Led by presidents, Domenico Ferrante and Angelo Cristofaro, Frosinone returned to the field for the 1945-46 season, competing in the non-professional Seconda Categoria. By the 1950s the club was having a successful period as they rose through the leagues from Prima Categoria to the Quarta Serie Championship.
Another name change followed in 1963 when president Cristofaro, along with Dante Spaziani and Augusto Orsini, formed Sporting Club Frosinone. The club would compete in Serie D and in 1966 they created history defeating rivals Latina to reach Serie C for the first time. This success was ephemeral however and a season later the club were back in Serie D.
After another promotion to Serie C during the 1970-71 campaign, the Canarini (Canaries) would spend most of the 1970s and 1980s floating between Serie D and Serie C1. This included an impressive undefeated season in 1981, culminating in promotion to Serie C2. Yet despite this impressive start to the decade, doom and gloom lay ahead as the club fell foul to Italian football’s dark passenger.
The clubs good start to the 1988-89 Serie C2 season would prove temporary as goalkeeper, Marco Cari and coach, Alberto Mari, were suspended from football after the pair were caught up in a betting scandal. This may come as little surprise, especially after the most recent set of match-fixing allegations have implicated a number of clubs in Italy’s lower leagues. A case of old habits dying hard. Things would only get worse for I Gialloblu. A year later, the Italian Football Federation removed Sporting Club Frosinone from the professional leagues due to the clubs financial state as they were declared bankrupt.
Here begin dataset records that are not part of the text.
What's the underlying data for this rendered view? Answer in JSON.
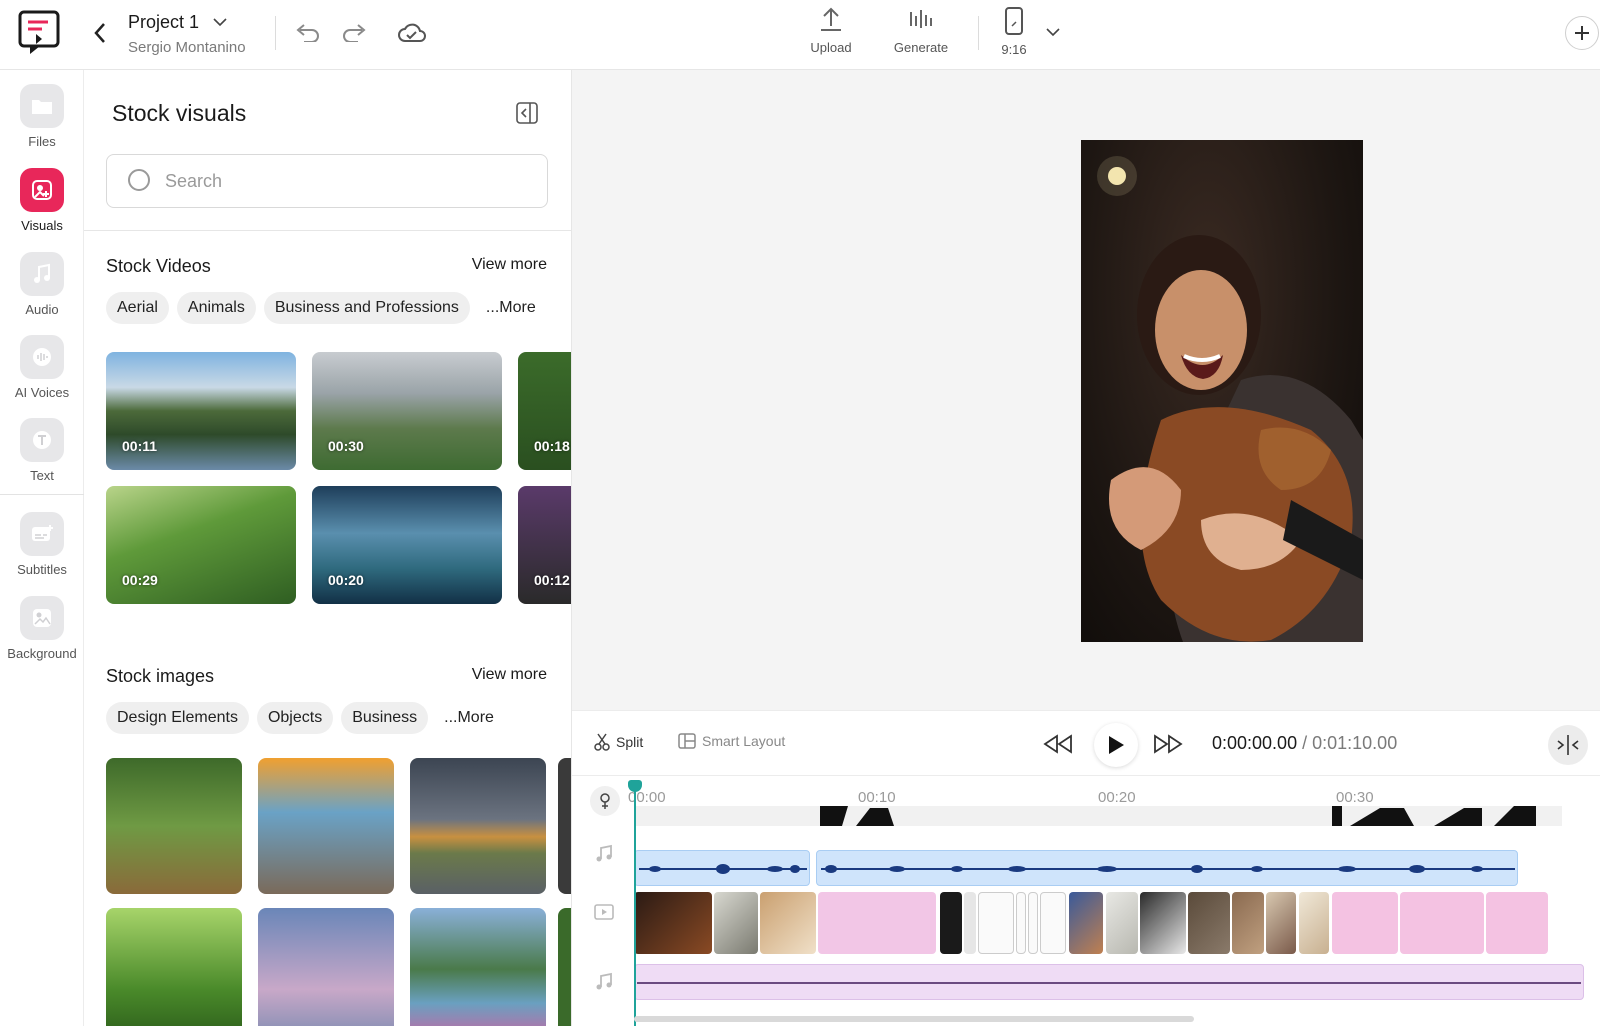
{
  "header": {
    "project_name": "Project 1",
    "owner": "Sergio Montanino",
    "tools": {
      "upload": "Upload",
      "generate": "Generate",
      "aspect": "9:16"
    }
  },
  "rail": {
    "files": "Files",
    "visuals": "Visuals",
    "audio": "Audio",
    "ai_voices": "AI Voices",
    "text": "Text",
    "subtitles": "Subtitles",
    "background": "Background"
  },
  "panel": {
    "title": "Stock visuals",
    "search_placeholder": "Search",
    "stock_videos": {
      "title": "Stock Videos",
      "view_more": "View more",
      "chips": [
        "Aerial",
        "Animals",
        "Business and Professions"
      ],
      "more": "...More",
      "items": [
        {
          "duration": "00:11"
        },
        {
          "duration": "00:30"
        },
        {
          "duration": "00:18"
        },
        {
          "duration": "00:29"
        },
        {
          "duration": "00:20"
        },
        {
          "duration": "00:12"
        }
      ]
    },
    "stock_images": {
      "title": "Stock images",
      "view_more": "View more",
      "chips": [
        "Design Elements",
        "Objects",
        "Business"
      ],
      "more": "...More"
    }
  },
  "controls": {
    "split": "Split",
    "smart_layout": "Smart Layout",
    "current_time": "0:00:00.00",
    "separator": "/",
    "total_time": "0:01:10.00"
  },
  "timeline": {
    "ticks": [
      "00:00",
      "00:10",
      "00:20",
      "00:30"
    ]
  },
  "colors": {
    "accent": "#e8275a",
    "playhead": "#1fa39a",
    "audio_clip": "#cfe4fb",
    "music_track": "#efdcf5"
  }
}
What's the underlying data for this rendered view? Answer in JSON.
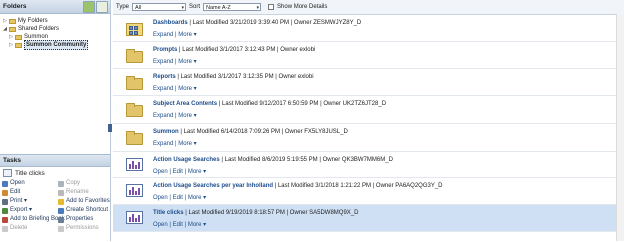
{
  "folders_panel": {
    "title": "Folders",
    "tree": [
      {
        "label": "My Folders",
        "level": 1,
        "twisty": "▷",
        "selected": false
      },
      {
        "label": "Shared Folders",
        "level": 1,
        "twisty": "◢",
        "selected": false
      },
      {
        "label": "Summon",
        "level": 2,
        "twisty": "▷",
        "selected": false
      },
      {
        "label": "Summon Community",
        "level": 2,
        "twisty": "▷",
        "selected": true
      }
    ]
  },
  "tasks_panel": {
    "title": "Tasks",
    "selected_item": "Title clicks",
    "actions": [
      {
        "label": "Open",
        "enabled": true,
        "icon": "open-icon",
        "color": "#4a7bbd"
      },
      {
        "label": "Copy",
        "enabled": false,
        "icon": "copy-icon",
        "color": "#a8b4c2"
      },
      {
        "label": "Edit",
        "enabled": true,
        "icon": "edit-icon",
        "color": "#d28a2e"
      },
      {
        "label": "Rename",
        "enabled": false,
        "icon": "rename-icon",
        "color": "#b9b9b9"
      },
      {
        "label": "Print ▾",
        "enabled": true,
        "icon": "print-icon",
        "color": "#5f6f80"
      },
      {
        "label": "Add to Favorites",
        "enabled": true,
        "icon": "favorites-icon",
        "color": "#e7b833"
      },
      {
        "label": "Export ▾",
        "enabled": true,
        "icon": "export-icon",
        "color": "#4d8a3c"
      },
      {
        "label": "Create Shortcut",
        "enabled": true,
        "icon": "shortcut-icon",
        "color": "#4a7bbd"
      },
      {
        "label": "Add to Briefing Book",
        "enabled": true,
        "icon": "briefing-book-icon",
        "color": "#b94a3a"
      },
      {
        "label": "Properties",
        "enabled": true,
        "icon": "properties-icon",
        "color": "#6a7f96"
      },
      {
        "label": "Delete",
        "enabled": false,
        "icon": "delete-icon",
        "color": "#c9c9c9"
      },
      {
        "label": "Permissions",
        "enabled": false,
        "icon": "permissions-icon",
        "color": "#c9c9c9"
      }
    ]
  },
  "toolbar": {
    "type_label": "Type",
    "type_value": "All",
    "sort_label": "Sort",
    "sort_value": "Name A-Z",
    "show_more_label": "Show More Details"
  },
  "items": [
    {
      "name": "Dashboards",
      "modified": "Last Modified 3/21/2019 3:39:40 PM",
      "owner": "Owner ZESMWJYZ8Y_D",
      "links": [
        "Expand",
        "More ▾"
      ],
      "kind": "dashboard-folder",
      "selected": false
    },
    {
      "name": "Prompts",
      "modified": "Last Modified 3/1/2017 3:12:43 PM",
      "owner": "Owner exlobi",
      "links": [
        "Expand",
        "More ▾"
      ],
      "kind": "folder",
      "selected": false
    },
    {
      "name": "Reports",
      "modified": "Last Modified 3/1/2017 3:12:35 PM",
      "owner": "Owner exlobi",
      "links": [
        "Expand",
        "More ▾"
      ],
      "kind": "folder",
      "selected": false
    },
    {
      "name": "Subject Area Contents",
      "modified": "Last Modified 9/12/2017 6:50:59 PM",
      "owner": "Owner UK2TZ6JT28_D",
      "links": [
        "Expand",
        "More ▾"
      ],
      "kind": "folder",
      "selected": false
    },
    {
      "name": "Summon",
      "modified": "Last Modified 6/14/2018 7:09:26 PM",
      "owner": "Owner FX5LY8JUSL_D",
      "links": [
        "Expand",
        "More ▾"
      ],
      "kind": "folder",
      "selected": false
    },
    {
      "name": "Action Usage Searches",
      "modified": "Last Modified 8/6/2019 5:19:55 PM",
      "owner": "Owner QK3BW7MM6M_D",
      "links": [
        "Open",
        "Edit",
        "More ▾"
      ],
      "kind": "analysis",
      "selected": false
    },
    {
      "name": "Action Usage Searches per year Inholland",
      "modified": "Last Modified 3/1/2018 1:21:22 PM",
      "owner": "Owner PA6AQ2QG3Y_D",
      "links": [
        "Open",
        "Edit",
        "More ▾"
      ],
      "kind": "analysis",
      "selected": false
    },
    {
      "name": "Title clicks",
      "modified": "Last Modified 9/19/2019 8:18:57 PM",
      "owner": "Owner SA5DW8MQ9X_D",
      "links": [
        "Open",
        "Edit",
        "More ▾"
      ],
      "kind": "analysis",
      "selected": true
    }
  ]
}
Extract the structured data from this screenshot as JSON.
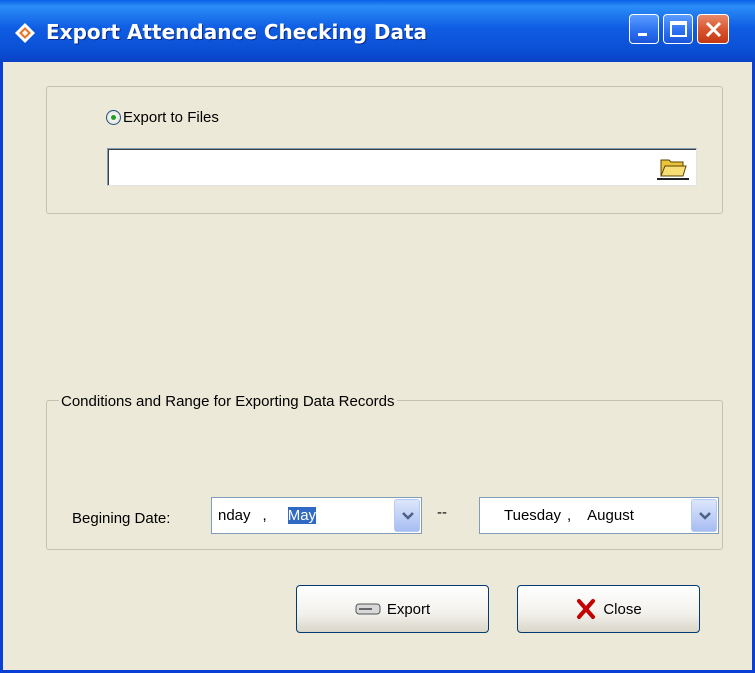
{
  "window": {
    "title": "Export Attendance Checking Data",
    "accent_color": "#0a50d4",
    "controls": [
      "minimize",
      "maximize",
      "close"
    ]
  },
  "export_target": {
    "option_label": "Export to Files",
    "selected": true,
    "file_path_value": "",
    "browse_icon": "folder-open-icon"
  },
  "range": {
    "group_title": "Conditions and Range for Exporting Data Records",
    "begin_label": "Begining Date:",
    "begin_date": {
      "day_fragment": "nday",
      "separator": ",",
      "month": "May"
    },
    "range_separator": "--",
    "end_date": {
      "weekday": "Tuesday",
      "separator": ",",
      "month": "August"
    }
  },
  "buttons": {
    "export_label": "Export",
    "close_label": "Close"
  }
}
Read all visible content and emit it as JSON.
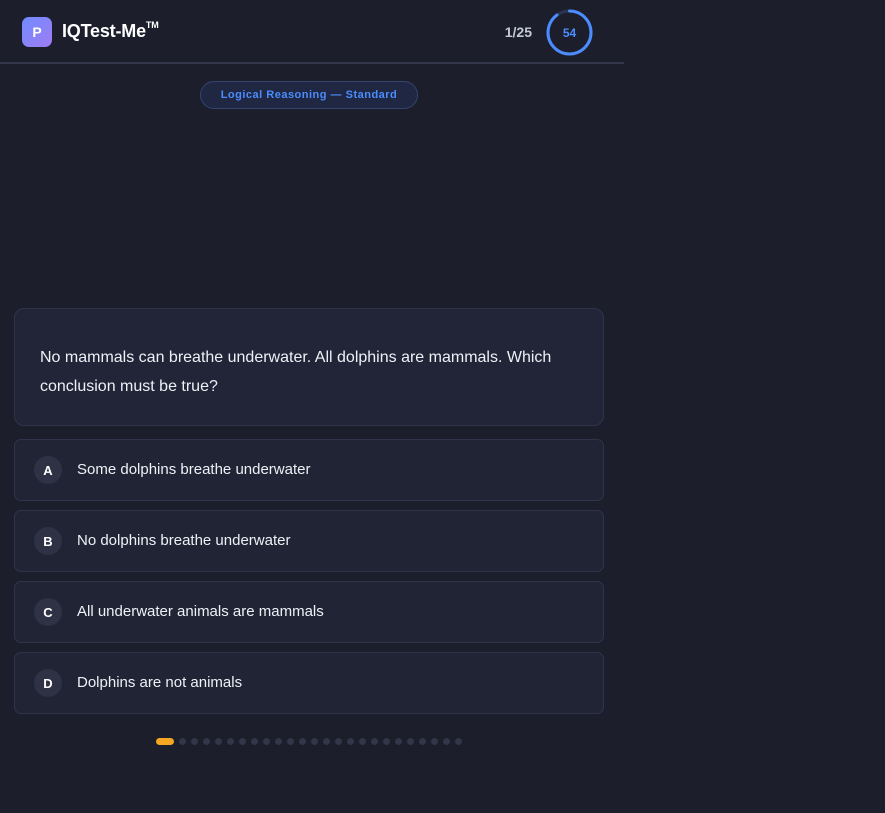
{
  "header": {
    "logo_letter": "P",
    "brand_name": "IQTest-Me",
    "brand_mark": "TM",
    "progress": "1/25",
    "current_question": 1,
    "total_questions": 25,
    "timer_value": "54",
    "timer_fraction_remaining": 0.9
  },
  "category": {
    "label": "Logical Reasoning — Standard"
  },
  "question": {
    "text": "No mammals can breathe underwater. All dolphins are mammals. Which conclusion must be true?"
  },
  "options": [
    {
      "letter": "A",
      "text": "Some dolphins breathe underwater"
    },
    {
      "letter": "B",
      "text": "No dolphins breathe underwater"
    },
    {
      "letter": "C",
      "text": "All underwater animals are mammals"
    },
    {
      "letter": "D",
      "text": "Dolphins are not animals"
    }
  ],
  "pager": {
    "total": 25,
    "current": 1
  },
  "colors": {
    "background": "#1c1e2c",
    "accent_blue": "#4b8cff",
    "active_dot": "#f5a623",
    "logo_gradient_start": "#6f8cff",
    "logo_gradient_end": "#a07cf2"
  }
}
Frosinone began the rebuilding process, and remarkably by the mid-1990s, they had worked their way through the leagues again, returning to Serie C2. But progress was stunted as the club oscillated between the professional and non-professional tiers once again.
The start of the new millennium would see Frosinone perform well, consistently fighting at the top end of the table. They would have to wait until 2004 to gain promotion back into Serie C1, the first time they had appeared in the division for 16-years. It was a promotion that went down in the clubs history thanks to the team doing the double over bitter rivals Latina during the 2003-04 campaign.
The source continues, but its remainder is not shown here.